1 of January – New Year
The New Year celebration begins shortly before midnight on December 31st with family and street parties, or in nightclubs. To attract good luck, some Dominicans traditionally dress in white, wear new outfits, burn incense, paint their houses and buy new household goods.
Holy Christ of the Bayaguana Miracles
On January 1st, at the conclusion of the Los Toros del Cristo de Bayaguana festival, which has colonial roots, the faithful congregate for the auction of the bulls and calves that have been donated to the Church, as well as for the Mass and the procession of the Holly Christ. The celebration begins on December 28 with the entrance of the bulls to the Shrine and with the songs of praise by the pilgrims. Horsemen dressed as cowboys ride through the streets and the irreverent sticks its face in a clothes, food and drinks market. The holy image arrived in Bayaguana in 1606 with its founders, uprooted from the towns of Bayahá and Yaguana by the Spanish Governor Antonio Osorio.
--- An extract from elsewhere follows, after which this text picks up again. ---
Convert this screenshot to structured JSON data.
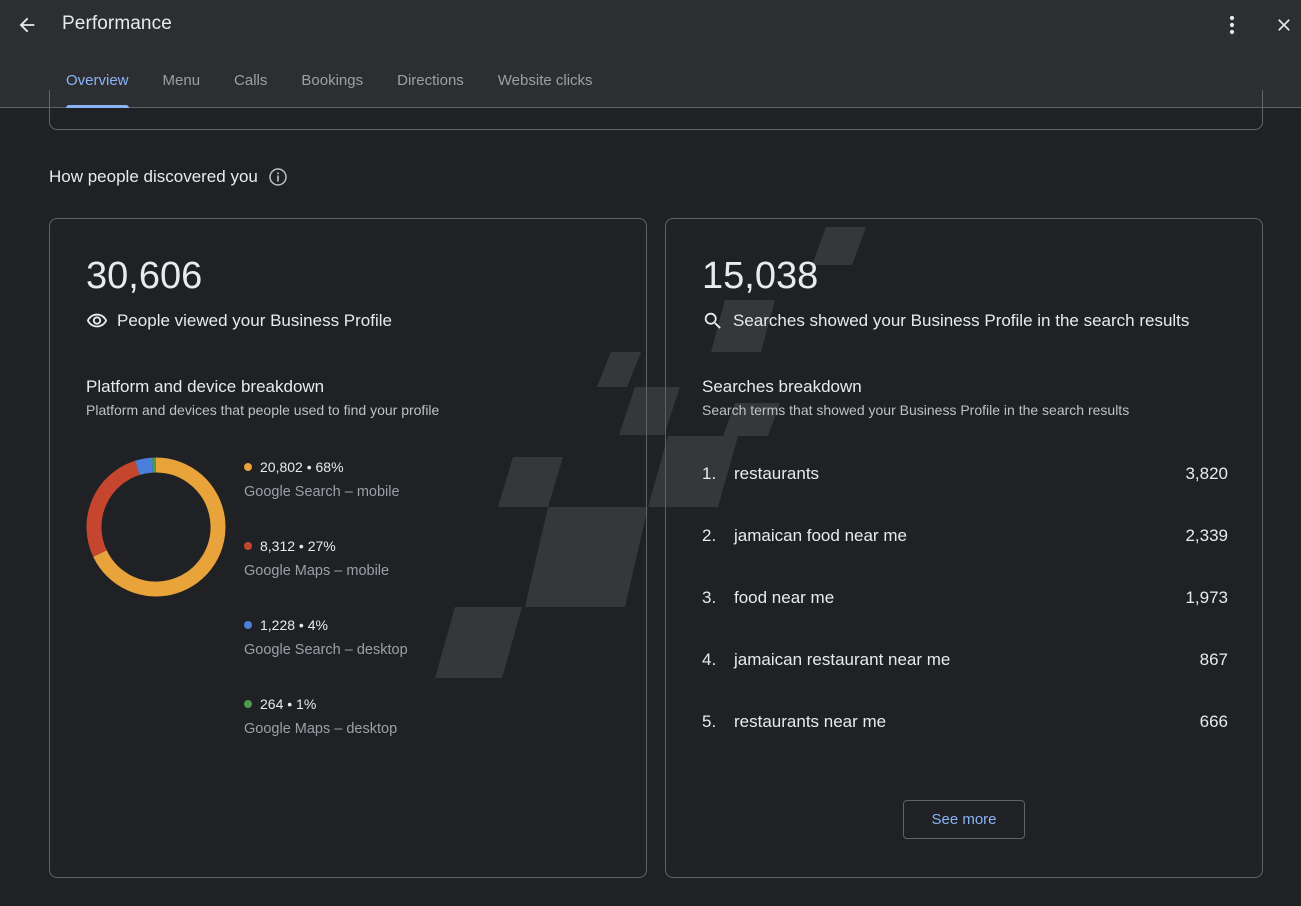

January 6 – The Three Wise Men
On this date, Dominican boys and girls wait for the toys that the Three Wise Men from the East, who brought gifts to the little Jesus, will bring to them. The previous night the children put their offerings under their beds, or at the foot of the Christmas trees: candy and cigarettes for the kings and grass and water for the camels. On the 5th, the city of Santo Domingo holds its version of the celebration with a parade of the Three Kings mounted on horseback.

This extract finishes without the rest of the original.